In Frankreich sind Kommunisten/Sozialisten seit Jahrhunderten gesellschaftlich tief verwurzelt, der Zustand Frankreichs widerspiegelt dies. Frankreich ist gar die Wiege dieser autoritären, antifreiheitlichen und realitätsignorierenden Strömungen.

Die europäische Linke wird ihr antinationales Zerstörungswerk noch einige Jahre fortführen können. Erst wenn es den Europäern richtig schlecht geht, wird der Wandel kommen, die Frage stellt sich dann aber, ob verhältnismäßig gemäßigte Kräfte wie Le Pen/AfD noch ausreichen werden, um den Zorn der Menschen zu beruhigen. Zudem stellt sich die Frage, ob es dann in Europa noch viel zu retten geben wird, denn das erklärte Ziel der Linken ist es, das Europa der Europäer zu vernichten.

Rob Schuberth | So., 25. Juli 2021 - 18:39

...ist doch eigtl. ganz einfach.

Und Marie Le Pen hat das auch verstanden und verhält sich entsprechend.

Allerdings haben die letzten franz. Präsidenten auch mehr oder weniger total versagt i. S. Migration u. damit verbundener Kriminalität.

Die Banlieues gibt es ja nicht erst seit 2015.
Mittlerweile gibt es Analogien selbst in Malmö (Schweden), oder FaM (60 % Anteil mit Migrationshintergrund.

Die Bürger in F erkennen, dass in ihrem Land dringend ausgekehrt werden muss.

Und das geht nur mit Le Pen.

Man stelle sich mal vor wir hätten keinen Orban gehabt (der uns vor dem weiteren Überrennen bewahrt hat).

Aber bei uns wird ja alles schöngeredet oder gar unterschlagen.

Und Lasch_et wird auch nicht auskehren...leider.

Peter Sommerhalder | Mo., 26. Juli 2021 - 10:13

Marine Le Pen an die Macht kommen, dann hat sehr wohl seine Gründe...

Aber eben: Über diese Gründe darf man ja nicht diskutieren, die darf man ja nicht sehen/beobachten...

gabriele bondzio | Mo., 26. Juli 2021 - 10:58

"Mehr als hunderttausend Franzosen gehen gegen die Corona-Politik des Präsidenten auf die Straße. Sie sehen das Land auf dem Weg in einen Gesundheitsdiktatur." schreibt man im Handelsblatt.
Damit hat er vielen Bürgern an die Beine getreten. Die mit den weitreichenden staatlichen Eingriffen um ihre Freiheiten besorgt sind.
Die Sozialisten sind so gut wie abgeschrieben und die Republikaner zerstritten.
Ich las auch, dass jeder 4. Bürger sie für eine gute Präsidentin halte und nur noch knapp die Hälfte der Franzosen ihre Partei für demokratiefeindlich.
Le Pen hat vor allem bei der jungen Bevölkerung(über 25 Jahren)Boden gut gemacht.
Quasi einer Altersgruppe, wo die Naivität oft in die Realität mündet.
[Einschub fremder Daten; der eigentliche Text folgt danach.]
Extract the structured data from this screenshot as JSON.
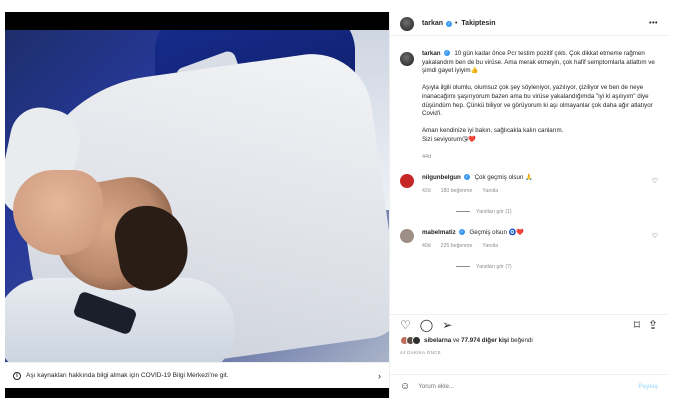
{
  "post": {
    "username": "tarkan",
    "follow_label": "Takiptesin",
    "more_icon": "more-horizontal-icon",
    "caption_paragraphs": [
      "10 gün kadar önce Pcr testim pozitif çıktı. Çok dikkat etmeme rağmen yakalandım ben de bu virüse. Ama merak etmeyin, çok hafif semptomlarla atlattım ve şimdi gayet iyiyim👍",
      "Aşıyla ilgili olumlu, olumsuz çok şey söyleniyor, yazılıyor, çiziliyor ve ben de neye inanacağımı şaşırıyorum bazen ama bu virüse yakalandığımda \"iyi ki aşılıyım\" diye düşündüm hep. Çünkü biliyor ve görüyorum ki aşı olmayanlar çok daha ağır atlatıyor Covid'i.",
      "Aman kendinize iyi bakın, sağlıcakla kalın canlarım.\nSizi seviyorum😘❤️"
    ],
    "caption_time": "44d"
  },
  "media_banner": {
    "text": "Aşı kaynakları hakkında bilgi almak için COVID-19 Bilgi Merkezi'ne git.",
    "info_icon": "info-icon",
    "chevron_icon": "chevron-right-icon"
  },
  "comments": [
    {
      "username": "nilgunbelgun",
      "text": "Çok geçmiş olsun 🙏",
      "time": "42d",
      "likes": "180 beğenme",
      "reply": "Yanıtla",
      "replies_label": "Yanıtları gör (1)",
      "avatar_color": "#c62828"
    },
    {
      "username": "mabelmatiz",
      "text": "Geçmiş olsun 🧿❤️",
      "time": "40d",
      "likes": "225 beğenme",
      "reply": "Yanıtla",
      "replies_label": "Yanıtları gör (7)",
      "avatar_color": "#9e8f86"
    }
  ],
  "actions": {
    "like_icon": "heart-icon",
    "comment_icon": "comment-icon",
    "share_icon": "send-icon",
    "save_icon": "bookmark-icon",
    "share2_icon": "share-icon"
  },
  "likes": {
    "text_user": "sibelarna",
    "text_middle": " ve ",
    "text_count": "77.974 diğer kişi",
    "text_end": " beğendi"
  },
  "timestamp": "44 DAKİKA ÖNCE",
  "add_comment": {
    "placeholder": "Yorum ekle...",
    "post_label": "Paylaş",
    "emoji_icon": "smiley-icon"
  },
  "colors": {
    "verified": "#3897f0",
    "heart_red": "#ed4956",
    "muted": "#8e8e8e",
    "post_disabled": "#b2dffc"
  }
}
Wie die Regionalwahlen gezeigt haben, ist der RN nicht so stark wie man denkt. Der Direktor des IFOP hat weitere schlechte Nachrichten für alle, die Le Pen schon im Élysée-Palast wähnen:

"Es stimmt übrigens nicht, dass Macrons Wählersockel wackelt. Er hat eine sehr solide Basis, auch unter linken Sympathisanten. Sarkozy hatte Fans, aber Macron hat Anhänger, die ihn und seine proeuropäisches Reformprojekt auf rationale Weise unterstützen."
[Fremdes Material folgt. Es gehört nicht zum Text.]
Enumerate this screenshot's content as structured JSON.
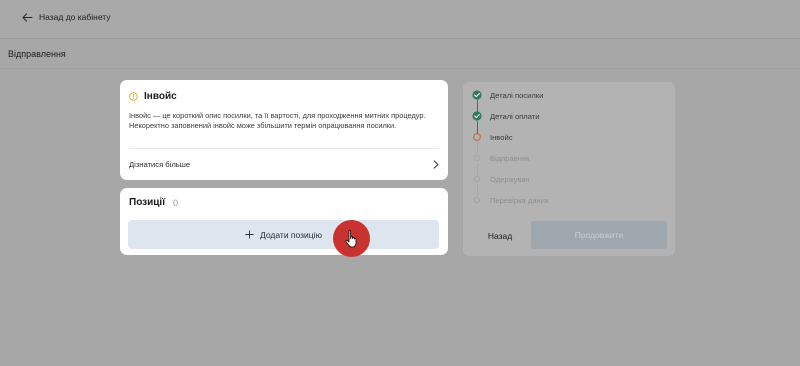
{
  "header": {
    "back_label": "Назад до кабінету"
  },
  "section": {
    "title": "Відправлення"
  },
  "invoice": {
    "title": "Інвойс",
    "description": "Інвойс — це короткий опис посилки, та її вартості, для проходження митних процедур. Некоректно заповнений інвойс може збільшити термін опрацювання посилки.",
    "learn_more": "Дізнатися більше"
  },
  "positions": {
    "title": "Позиції",
    "count": "0",
    "add_label": "Додати позицію"
  },
  "steps": {
    "items": [
      {
        "label": "Деталі посилки",
        "state": "done"
      },
      {
        "label": "Деталі оплати",
        "state": "done"
      },
      {
        "label": "Інвойс",
        "state": "current"
      },
      {
        "label": "Відправник",
        "state": "pending"
      },
      {
        "label": "Одержувач",
        "state": "pending"
      },
      {
        "label": "Перевірка даних",
        "state": "pending"
      }
    ],
    "back_label": "Назад",
    "continue_label": "Продовжити"
  },
  "colors": {
    "done": "#2f7d58",
    "current": "#c26a3c",
    "accent_red": "#c8322f",
    "warning": "#e0a41e"
  }
}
https://www.faz.net/aktuell/politik/ausland/warum-irrten-die-umfragen-m…

Ich weiß nicht, warum die Ciceronen immer wieder das Fell des Bären verteilen, bevor dieser erlegt ist. So war es bei Trump und bei den letzten drei Landtagswahlen. In BaWü und RLP brach die AfD übel ein, und auch in Sachsen-Anhalt blieb man deutlich hinter den Erwartungen ("Stärkste Partei!") zurück - um 17%, um genau zu sein.
Das gibt hier möglicherweise wieder sehr lange Gesichter an den bevorstehenden Wahlabenden...
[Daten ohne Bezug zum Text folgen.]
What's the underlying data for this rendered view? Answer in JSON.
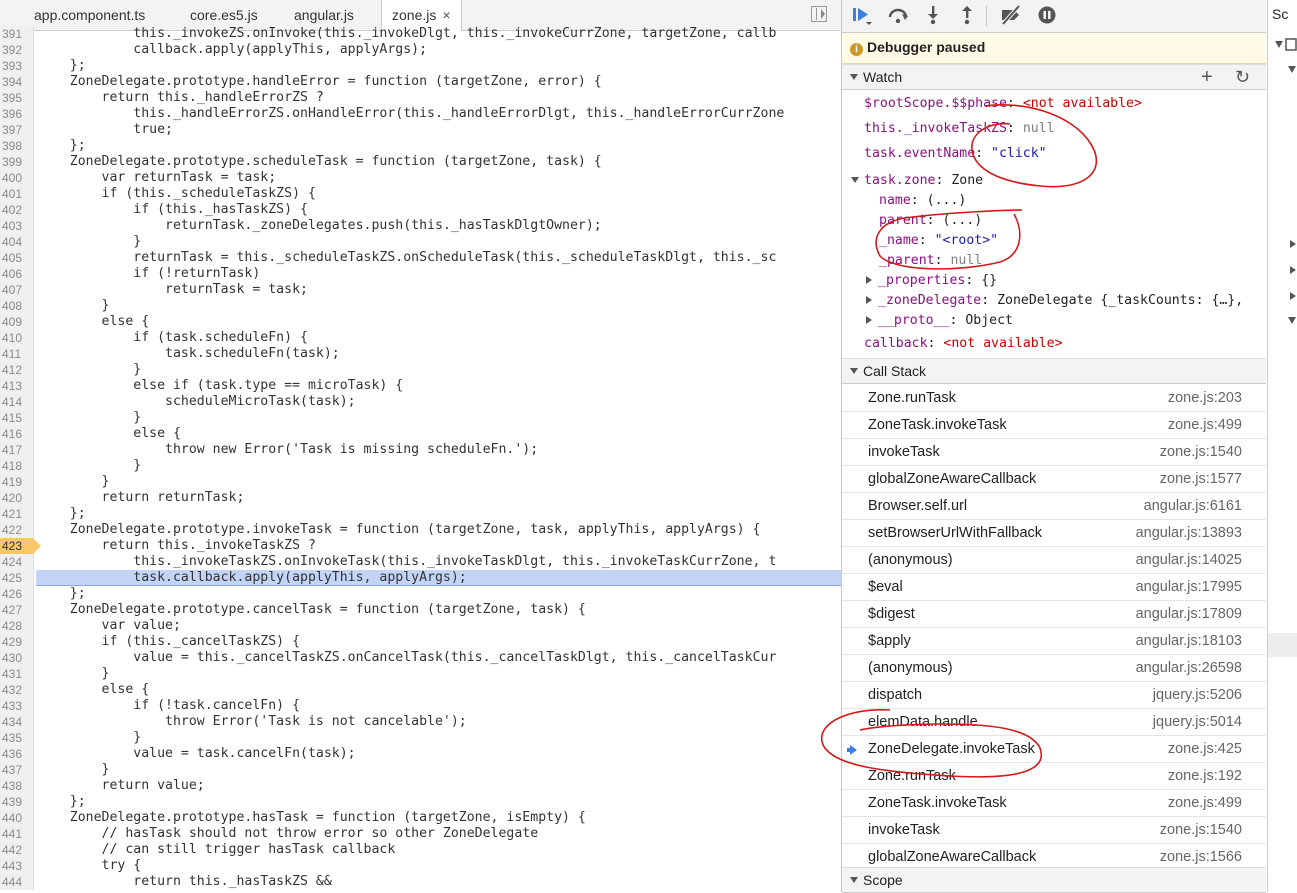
{
  "tabs": [
    {
      "label": "app.component.ts",
      "active": false
    },
    {
      "label": "core.es5.js",
      "active": false
    },
    {
      "label": "angular.js",
      "active": false
    },
    {
      "label": "zone.js",
      "active": true
    }
  ],
  "tab_close_glyph": "×",
  "code_lines": [
    {
      "n": "391",
      "t": "            this._invokeZS.onInvoke(this._invokeDlgt, this._invokeCurrZone, targetZone, callb"
    },
    {
      "n": "392",
      "t": "            callback.apply(applyThis, applyArgs);"
    },
    {
      "n": "393",
      "t": "    };"
    },
    {
      "n": "394",
      "t": "    ZoneDelegate.prototype.handleError = function (targetZone, error) {"
    },
    {
      "n": "395",
      "t": "        return this._handleErrorZS ?"
    },
    {
      "n": "396",
      "t": "            this._handleErrorZS.onHandleError(this._handleErrorDlgt, this._handleErrorCurrZone"
    },
    {
      "n": "397",
      "t": "            true;"
    },
    {
      "n": "398",
      "t": "    };"
    },
    {
      "n": "399",
      "t": "    ZoneDelegate.prototype.scheduleTask = function (targetZone, task) {"
    },
    {
      "n": "400",
      "t": "        var returnTask = task;"
    },
    {
      "n": "401",
      "t": "        if (this._scheduleTaskZS) {"
    },
    {
      "n": "402",
      "t": "            if (this._hasTaskZS) {"
    },
    {
      "n": "403",
      "t": "                returnTask._zoneDelegates.push(this._hasTaskDlgtOwner);"
    },
    {
      "n": "404",
      "t": "            }"
    },
    {
      "n": "405",
      "t": "            returnTask = this._scheduleTaskZS.onScheduleTask(this._scheduleTaskDlgt, this._sc"
    },
    {
      "n": "406",
      "t": "            if (!returnTask)"
    },
    {
      "n": "407",
      "t": "                returnTask = task;"
    },
    {
      "n": "408",
      "t": "        }"
    },
    {
      "n": "409",
      "t": "        else {"
    },
    {
      "n": "410",
      "t": "            if (task.scheduleFn) {"
    },
    {
      "n": "411",
      "t": "                task.scheduleFn(task);"
    },
    {
      "n": "412",
      "t": "            }"
    },
    {
      "n": "413",
      "t": "            else if (task.type == microTask) {"
    },
    {
      "n": "414",
      "t": "                scheduleMicroTask(task);"
    },
    {
      "n": "415",
      "t": "            }"
    },
    {
      "n": "416",
      "t": "            else {"
    },
    {
      "n": "417",
      "t": "                throw new Error('Task is missing scheduleFn.');"
    },
    {
      "n": "418",
      "t": "            }"
    },
    {
      "n": "419",
      "t": "        }"
    },
    {
      "n": "420",
      "t": "        return returnTask;"
    },
    {
      "n": "421",
      "t": "    };"
    },
    {
      "n": "422",
      "t": "    ZoneDelegate.prototype.invokeTask = function (targetZone, task, applyThis, applyArgs) {"
    },
    {
      "n": "423",
      "t": "        return this._invokeTaskZS ?",
      "bp": true
    },
    {
      "n": "424",
      "t": "            this._invokeTaskZS.onInvokeTask(this._invokeTaskDlgt, this._invokeTaskCurrZone, t"
    },
    {
      "n": "425",
      "t": "            task.callback.apply(applyThis, applyArgs);",
      "cur": true
    },
    {
      "n": "426",
      "t": "    };"
    },
    {
      "n": "427",
      "t": "    ZoneDelegate.prototype.cancelTask = function (targetZone, task) {"
    },
    {
      "n": "428",
      "t": "        var value;"
    },
    {
      "n": "429",
      "t": "        if (this._cancelTaskZS) {"
    },
    {
      "n": "430",
      "t": "            value = this._cancelTaskZS.onCancelTask(this._cancelTaskDlgt, this._cancelTaskCur"
    },
    {
      "n": "431",
      "t": "        }"
    },
    {
      "n": "432",
      "t": "        else {"
    },
    {
      "n": "433",
      "t": "            if (!task.cancelFn) {"
    },
    {
      "n": "434",
      "t": "                throw Error('Task is not cancelable');"
    },
    {
      "n": "435",
      "t": "            }"
    },
    {
      "n": "436",
      "t": "            value = task.cancelFn(task);"
    },
    {
      "n": "437",
      "t": "        }"
    },
    {
      "n": "438",
      "t": "        return value;"
    },
    {
      "n": "439",
      "t": "    };"
    },
    {
      "n": "440",
      "t": "    ZoneDelegate.prototype.hasTask = function (targetZone, isEmpty) {"
    },
    {
      "n": "441",
      "t": "        // hasTask should not throw error so other ZoneDelegate"
    },
    {
      "n": "442",
      "t": "        // can still trigger hasTask callback"
    },
    {
      "n": "443",
      "t": "        try {"
    },
    {
      "n": "444",
      "t": "            return this._hasTaskZS &&"
    }
  ],
  "debugger": {
    "paused_icon": "i",
    "paused_label": "Debugger paused",
    "watch_label": "Watch",
    "add_glyph": "+",
    "refresh_glyph": "↻",
    "call_stack_label": "Call Stack",
    "scope_label": "Scope"
  },
  "watch": {
    "rootscope_key": "$rootScope.$$phase",
    "rootscope_val": "<not available>",
    "invoke_key": "this._invokeTaskZS",
    "invoke_val": "null",
    "event_key": "task.eventName",
    "event_val": "\"click\"",
    "zone_key": "task.zone",
    "zone_val": "Zone",
    "name_key": "name",
    "name_val": "(...)",
    "parent_key": "parent",
    "parent_val": "(...)",
    "uname_key": "_name",
    "uname_val": "\"<root>\"",
    "uparent_key": "_parent",
    "uparent_val": "null",
    "props_key": "_properties",
    "props_val": "{}",
    "zd_key": "_zoneDelegate",
    "zd_val": "ZoneDelegate {_taskCounts: {…},",
    "proto_key": "__proto__",
    "proto_val": "Object",
    "callback_key": "callback",
    "callback_val": "<not available>",
    "sep": ": "
  },
  "call_stack": [
    {
      "fn": "Zone.runTask",
      "loc": "zone.js:203"
    },
    {
      "fn": "ZoneTask.invokeTask",
      "loc": "zone.js:499"
    },
    {
      "fn": "invokeTask",
      "loc": "zone.js:1540"
    },
    {
      "fn": "globalZoneAwareCallback",
      "loc": "zone.js:1577"
    },
    {
      "fn": "Browser.self.url",
      "loc": "angular.js:6161"
    },
    {
      "fn": "setBrowserUrlWithFallback",
      "loc": "angular.js:13893"
    },
    {
      "fn": "(anonymous)",
      "loc": "angular.js:14025"
    },
    {
      "fn": "$eval",
      "loc": "angular.js:17995"
    },
    {
      "fn": "$digest",
      "loc": "angular.js:17809"
    },
    {
      "fn": "$apply",
      "loc": "angular.js:18103"
    },
    {
      "fn": "(anonymous)",
      "loc": "angular.js:26598"
    },
    {
      "fn": "dispatch",
      "loc": "jquery.js:5206"
    },
    {
      "fn": "elemData.handle",
      "loc": "jquery.js:5014"
    },
    {
      "fn": "ZoneDelegate.invokeTask",
      "loc": "zone.js:425",
      "current": true
    },
    {
      "fn": "Zone.runTask",
      "loc": "zone.js:192"
    },
    {
      "fn": "ZoneTask.invokeTask",
      "loc": "zone.js:499"
    },
    {
      "fn": "invokeTask",
      "loc": "zone.js:1540"
    },
    {
      "fn": "globalZoneAwareCallback",
      "loc": "zone.js:1566"
    }
  ],
  "right_sliver": {
    "label": "Sc"
  },
  "colors": {
    "annotation": "#d11a1a",
    "current_frame": "#3b7fe0",
    "breakpoint": "#f7c768",
    "highlight": "#c4d4f7"
  }
}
gabriele bondzio | Mo., 26. Juli 2021 - 18:50

Antwort auf von Kai Hügle

Schon aus Tierliebe gehe ich einen Bären nicht ans Fell. :-) Was wollen sie, Herr Hügle?
Mein Gesicht ist weder bei der Wahl in den USA, noch wird es bei der Wahl in Frankreich, entgleisen.
Das müssen die Bürger dort schon selbst entscheiden. Noch ist ja auch Zeit dazu.